On September 1, 2000, ERS will implement a new magnetic stripe FlexCard, which will operate similarly to a debit card, for accessing funds from employees' reimbursement accounts. The employee will give the card to any provider with a credit card reader. The provider will then be paid directly out of the employee's reimbursement account, for eligible services.

One feature of the new system is that dependent care funds will be available for distribution at the beginning of a month, rather than having to wait for the payroll deduction at the end of the month. ERS is going to absorb this one-month 'float.' The total cost to ERS is the same, but absorbing this cash flow problem for employees increases the risk slightly to the agency. Receipts still have to be submitted to ERS after the payment has been made via the card, but those receipts can be faxed.

Use of the card is not mandatory. Manual claims will still be processed if that is the employee's preference; and the manual claims process will have to be used for providers that do not have card readers, such as small day care providers.

The change was suggested by the third party administrator, and is the first state government implementation of such a system, although some private systems do exist. The administration of the program is funded out of TexFlex forfeitures at the end of the year. The total program cost is $2.25 per month per employee, plus transaction costs. The employee pays a $1.00 per month charge plus a $.50 per transaction fee for processing. ERS is absorbing the other $1.25 per month.

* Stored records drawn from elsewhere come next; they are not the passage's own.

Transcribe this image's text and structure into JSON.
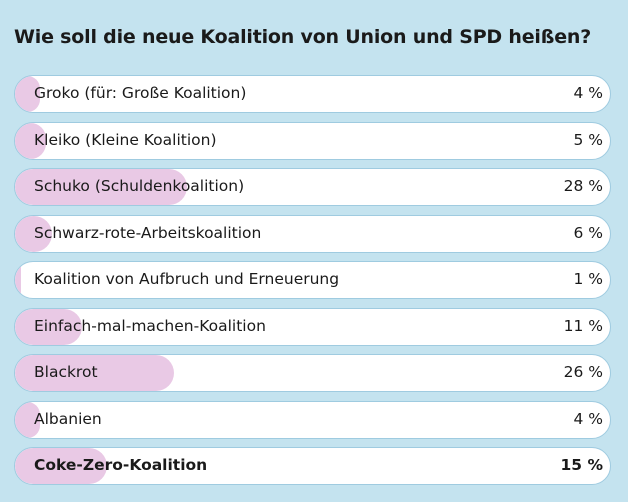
{
  "poll": {
    "question": "Wie soll die neue Koalition von Union und SPD heißen?",
    "options": [
      {
        "label": "Groko (für: Große Koalition)",
        "percent_text": "4 %",
        "value": 4,
        "selected": false
      },
      {
        "label": "Kleiko (Kleine Koalition)",
        "percent_text": "5 %",
        "value": 5,
        "selected": false
      },
      {
        "label": "Schuko (Schuldenkoalition)",
        "percent_text": "28 %",
        "value": 28,
        "selected": false
      },
      {
        "label": "Schwarz-rote-Arbeitskoalition",
        "percent_text": "6 %",
        "value": 6,
        "selected": false
      },
      {
        "label": "Koalition von Aufbruch und Erneuerung",
        "percent_text": "1 %",
        "value": 1,
        "selected": false
      },
      {
        "label": "Einfach-mal-machen-Koalition",
        "percent_text": "11 %",
        "value": 11,
        "selected": false
      },
      {
        "label": "Blackrot",
        "percent_text": "26 %",
        "value": 26,
        "selected": false
      },
      {
        "label": "Albanien",
        "percent_text": "4 %",
        "value": 4,
        "selected": false
      },
      {
        "label": "Coke-Zero-Koalition",
        "percent_text": "15 %",
        "value": 15,
        "selected": true
      }
    ]
  },
  "colors": {
    "background": "#c4e3ef",
    "bar_fill": "#e9c9e5",
    "option_border": "#9fcbe0",
    "option_background": "#ffffff",
    "text": "#1a1a1a"
  }
}
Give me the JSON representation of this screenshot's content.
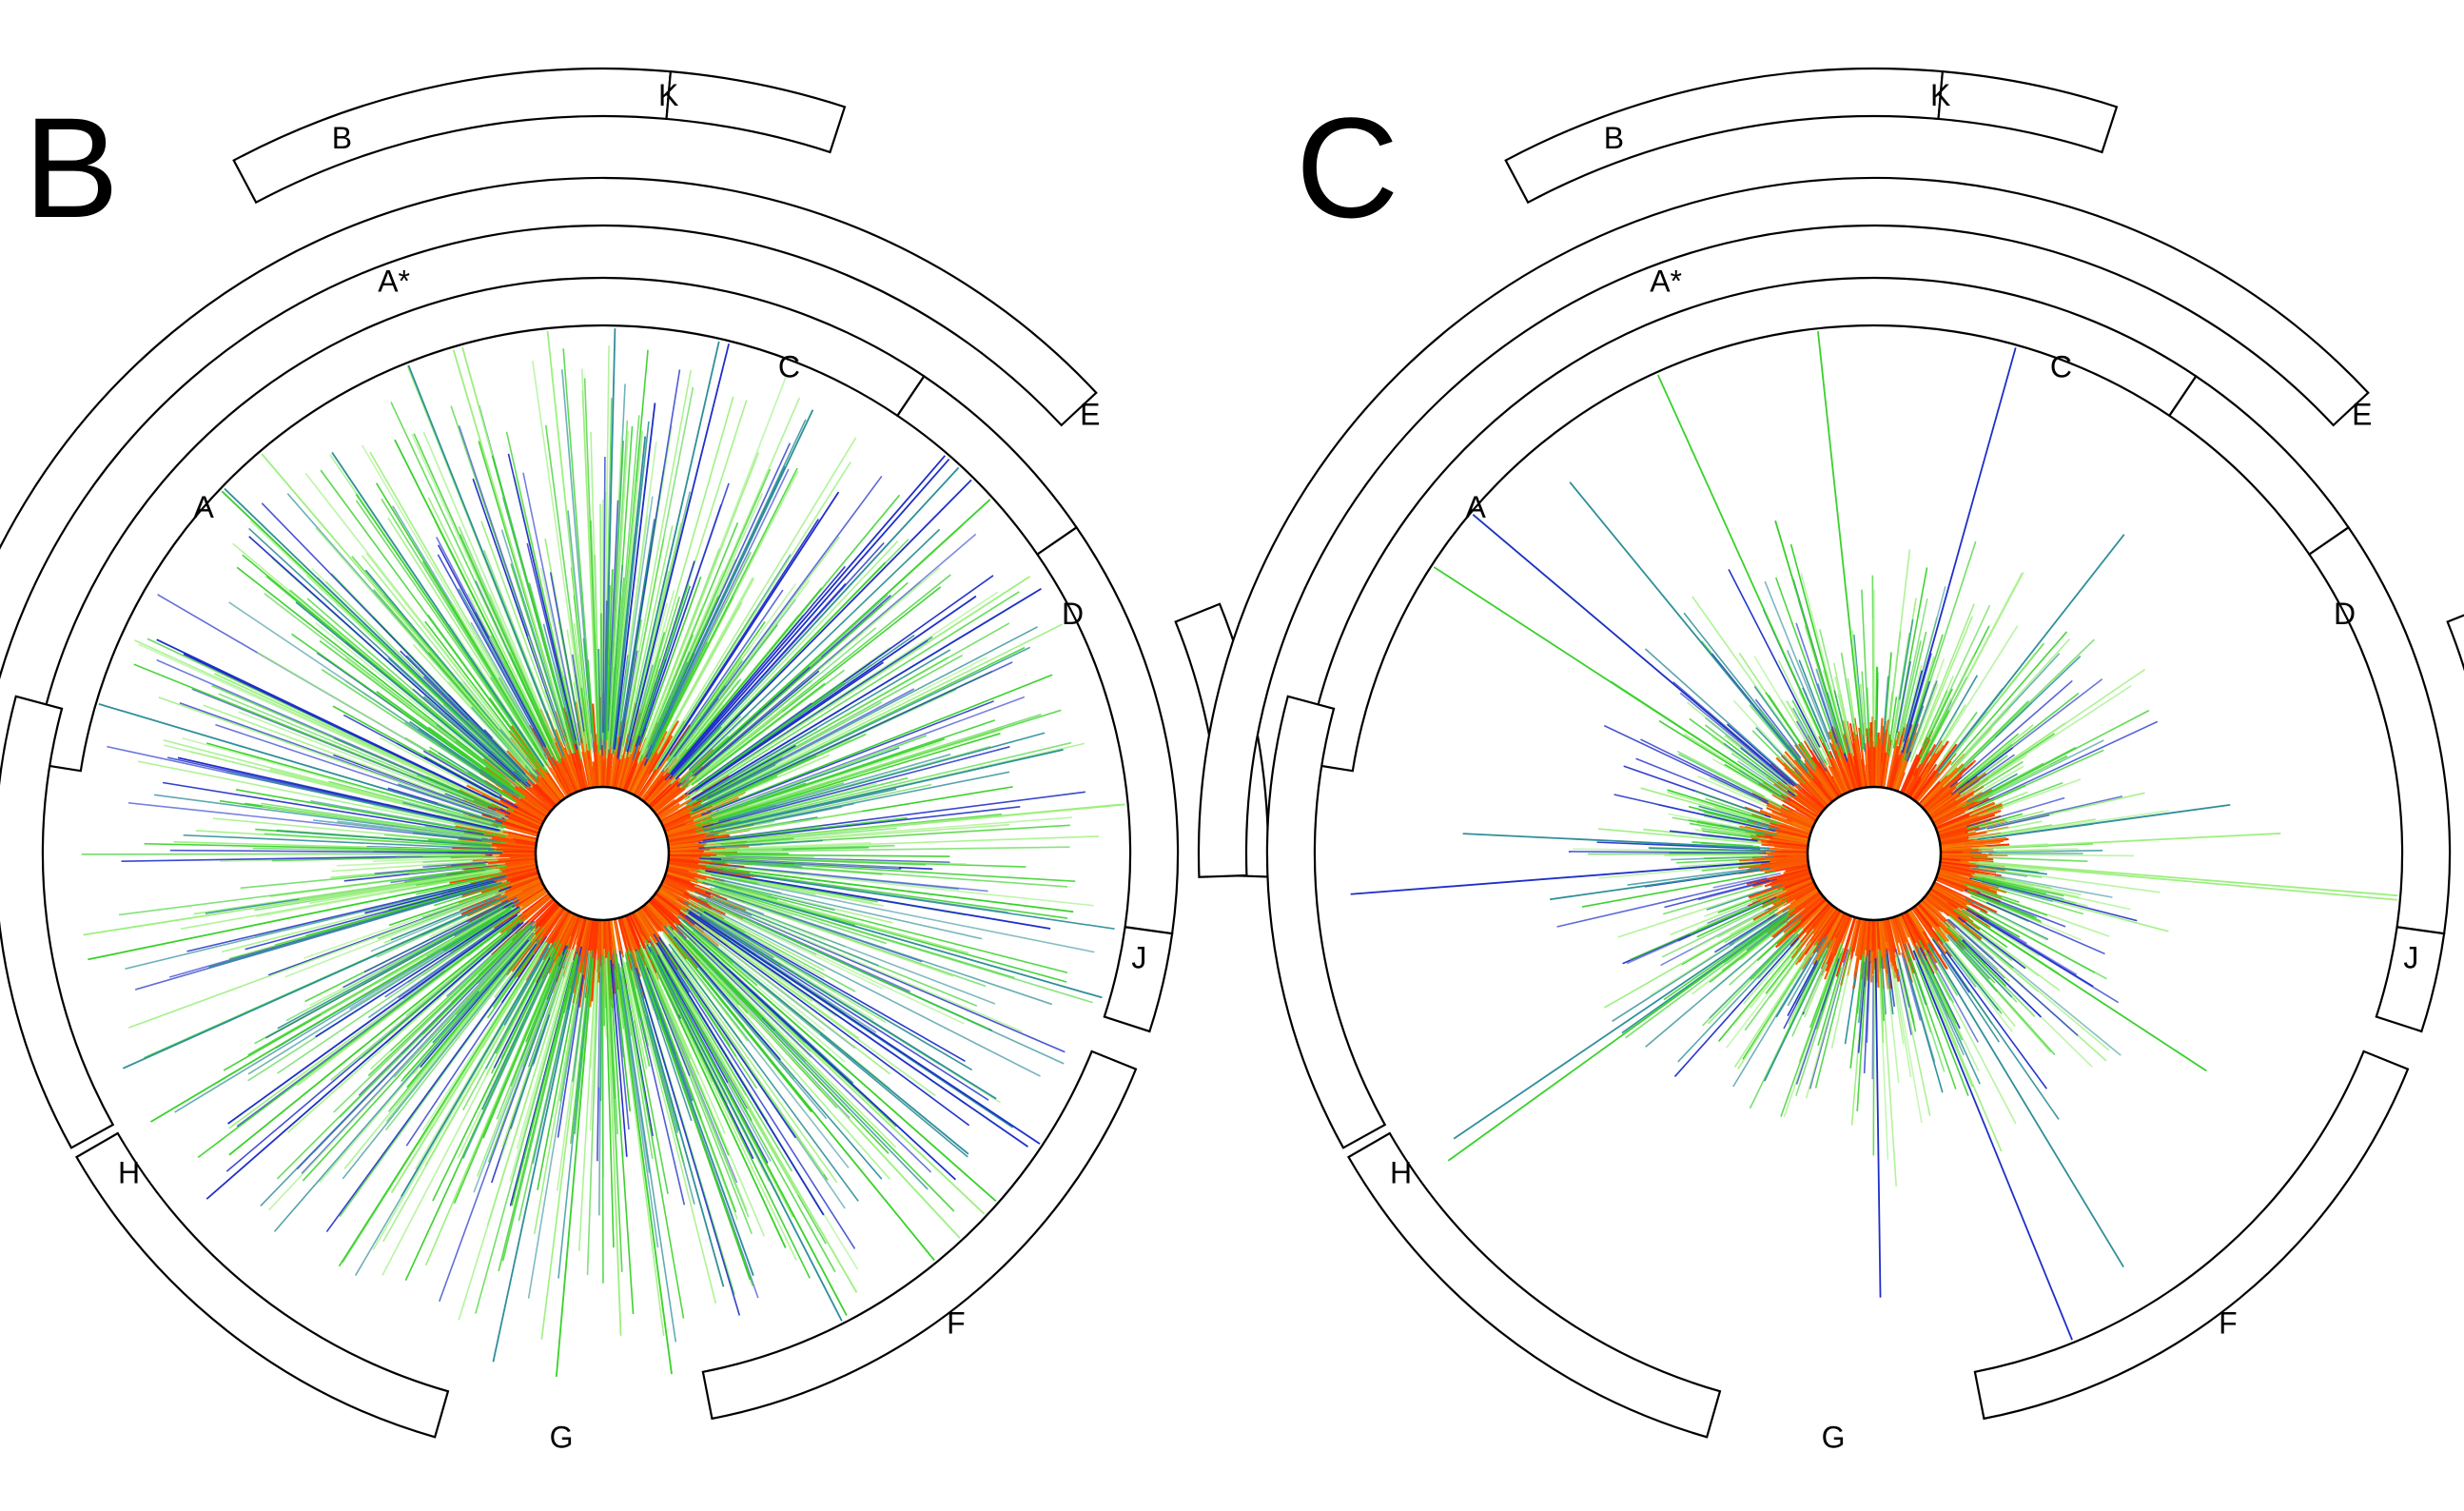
{
  "colors": {
    "ray_near": "#ff2a00",
    "ray_mid": "#f0a000",
    "ray_green": "#39d12b",
    "ray_lightgreen": "#9cf07e",
    "ray_teal": "#2f8f99",
    "ray_blue": "#1f2fc8",
    "outline": "#000000"
  },
  "panels": [
    {
      "id": "B",
      "letter": "B",
      "density": "dense",
      "segments": [
        {
          "id": "A",
          "label": "A"
        },
        {
          "id": "C",
          "label": "C"
        },
        {
          "id": "D",
          "label": "D"
        },
        {
          "id": "J",
          "label": "J"
        },
        {
          "id": "F",
          "label": "F"
        },
        {
          "id": "G",
          "label": "G"
        },
        {
          "id": "H",
          "label": "H"
        },
        {
          "id": "A*",
          "label": "A*"
        },
        {
          "id": "B",
          "label": "B"
        },
        {
          "id": "K",
          "label": "K"
        },
        {
          "id": "E",
          "label": "E"
        }
      ]
    },
    {
      "id": "C",
      "letter": "C",
      "density": "sparse",
      "segments": [
        {
          "id": "A",
          "label": "A"
        },
        {
          "id": "C",
          "label": "C"
        },
        {
          "id": "D",
          "label": "D"
        },
        {
          "id": "J",
          "label": "J"
        },
        {
          "id": "F",
          "label": "F"
        },
        {
          "id": "G",
          "label": "G"
        },
        {
          "id": "H",
          "label": "H"
        },
        {
          "id": "A*",
          "label": "A*"
        },
        {
          "id": "B",
          "label": "B"
        },
        {
          "id": "K",
          "label": "K"
        },
        {
          "id": "E",
          "label": "E"
        }
      ]
    }
  ]
}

ERS is interested in migrating to smart card technology, and can imagine it incorporating the FlexCard with other functions such as:

  • State Employee ID
  • Insurance carrier information
  • Insurance co-pay information

4. Issues to consider related to an EBT/ESD System:

  • ERS cannot afford to install the smart card infrastructure in all providers' offices in order to implement that system. However, they would be interested in partnering with other agencies and functions for sharing system costs.
  • Health Insurance Portability and Accountability Act (HIPAA) Requirements. Even if compliance with the new HIPAA requirements is not difficult for state agencies, the issue will be with contractors - e.g., do Blue Cross or the local physician have privacy controls in place? Putting medical records on cards will depend on these providers being HIPAA compliant. That requirement will need to be included in contracts in the future.